The federal prison task force has authorized practices that amount to torture, or inhumane treatment in the facilities it operates[6].

Prevention and eradication of torture has been severely undermined[7] in Brazil, as the current administration has passed decrees[8] that undermine the NPM’s autonomy, leading to a grave policy setback. The implementation of prevention mechanisms in the federative units is also very low. The establishment of local mechanisms today does to reach one third of the federation units.

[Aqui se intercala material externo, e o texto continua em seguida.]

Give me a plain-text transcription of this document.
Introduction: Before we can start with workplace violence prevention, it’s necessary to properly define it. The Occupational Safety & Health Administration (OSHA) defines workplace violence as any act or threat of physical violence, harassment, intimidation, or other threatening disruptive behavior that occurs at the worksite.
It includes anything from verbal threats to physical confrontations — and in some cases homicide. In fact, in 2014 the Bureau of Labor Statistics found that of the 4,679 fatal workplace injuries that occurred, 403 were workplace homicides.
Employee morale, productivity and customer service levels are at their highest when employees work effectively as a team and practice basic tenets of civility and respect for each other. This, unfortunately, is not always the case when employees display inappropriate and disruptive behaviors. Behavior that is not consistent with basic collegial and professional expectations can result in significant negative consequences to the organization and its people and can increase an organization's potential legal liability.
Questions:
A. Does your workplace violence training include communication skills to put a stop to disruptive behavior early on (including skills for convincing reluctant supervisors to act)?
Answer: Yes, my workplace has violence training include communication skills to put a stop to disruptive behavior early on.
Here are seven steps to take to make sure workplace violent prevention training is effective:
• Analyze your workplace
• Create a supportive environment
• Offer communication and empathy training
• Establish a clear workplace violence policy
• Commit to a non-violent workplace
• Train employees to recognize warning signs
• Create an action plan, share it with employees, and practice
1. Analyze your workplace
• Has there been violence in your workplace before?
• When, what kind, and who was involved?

We sincerely hope that the current administration corrects this setback.

Thank you.

Endorsed by:
Movimento Nacional de Direitos Humanos MNDH Brasil
Instituto Vladimir Herzog
Articulação para o Monitoramento dos Direitos Humanos no Brasil
Processo de Articulação e Diálogo PAD Brasil
Fórum Ecumênico ACT Brasil
Justiça Global
Associação Brasileira de Organizações Não-Governamentais (ABONG)


Notas:

[1] www.mdh.gov.br/informacao-ao-cidadao/participacao-social/mecanismo-nacional-de-prevencao-e-combate-a-tortura-mnpct/arquivos/RelatriodeInspeoNacionalaCTs.pdf

[2] https://carceraria.org.br/combate-e-prevencao-a-tortura/artigo-forca-tarefa-de-intervencao-e-modelo-brutal-de-gestao-dos-presidios

[3] Ainda que este tenha sido criado pela Lei Federal nº 12.847/2013 e regulamentada pelo Decreto Federal nº 8.154/2013, implementando o Protocolo Facultativo OPCAT, que foi adotado pelo Decreto Federal nº 6.085/2007.

[4] Decreto Federal nº 9.831/2019, por exemplo.

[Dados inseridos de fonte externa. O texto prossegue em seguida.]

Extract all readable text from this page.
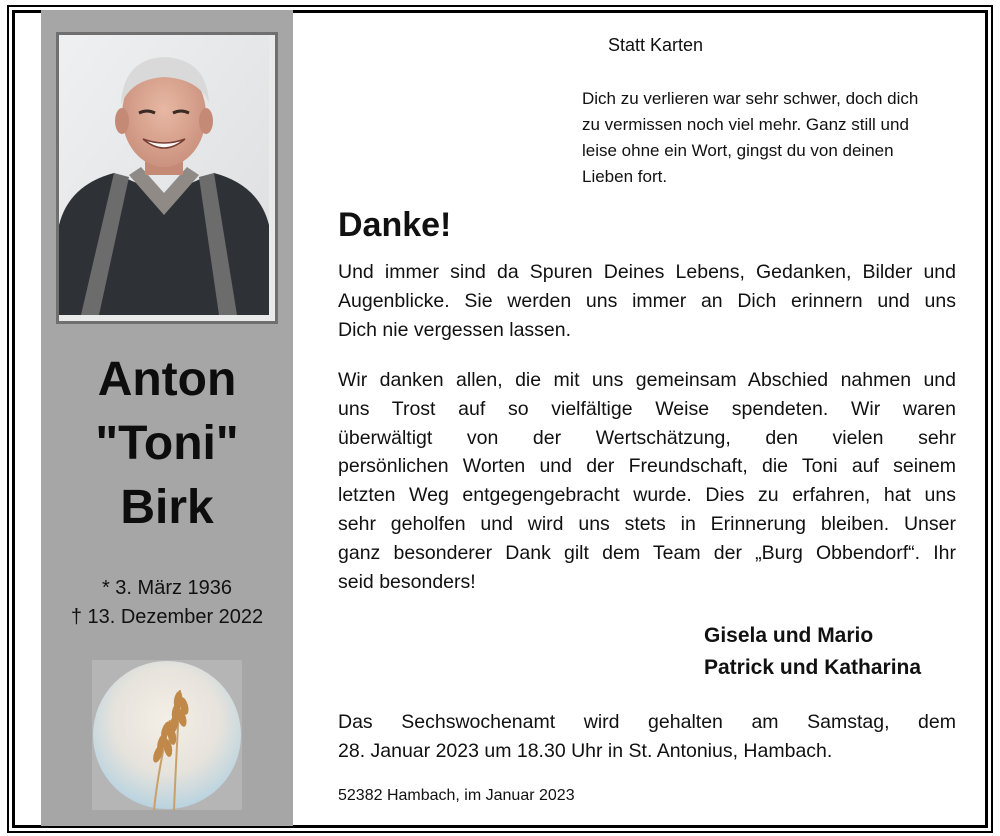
Anton
"Toni"
Birk
* 3. März 1936
† 13. Dezember 2022
Statt Karten
Dich zu verlieren war sehr schwer, doch dich
zu vermissen noch viel mehr. Ganz still und
leise ohne ein Wort, gingst du von deinen
Lieben fort.
Danke!
Und immer sind da Spuren Deines Lebens, Gedanken, Bilder und
Augenblicke. Sie werden uns immer an Dich erinnern und uns
Dich nie vergessen lassen.
Wir danken allen, die mit uns gemeinsam Abschied nahmen und
uns Trost auf so vielfältige Weise spendeten. Wir waren
überwältigt von der Wertschätzung, den vielen sehr
persönlichen Worten und der Freundschaft, die Toni auf seinem
letzten Weg entgegengebracht wurde. Dies zu erfahren, hat uns
sehr geholfen und wird uns stets in Erinnerung bleiben. Unser
ganz besonderer Dank gilt dem Team der „Burg Obbendorf“. Ihr
seid besonders!
Gisela und Mario
Patrick und Katharina
Das Sechswochenamt wird gehalten am Samstag, dem
28. Januar 2023 um 18.30 Uhr in St. Antonius, Hambach.
52382 Hambach, im Januar 2023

[5] www.mdh.gov.br/informacao-ao-cidadao/participacao-social/mecanismo-nacional-de-prevencao-e-combate-a-tortura-mnpct/arquivos/RelatriodeInspeoNacionalaCTs.pdf

[6] https://carceraria.org.br/combate-e-prevencao-a-tortura/artigo-forca-tarefa-de-intervencao-e-modelo-brutal-de-gestao-dos-presidios

[7] Although the NPM has been established by Federal Law 12,847/2013 and regulated by the Federal Decree # 8,154/2013, implementing the OP-CAT (Federal Decree # 6,085/2007).

[8] For instance, Federal Decree # 9,831/2019.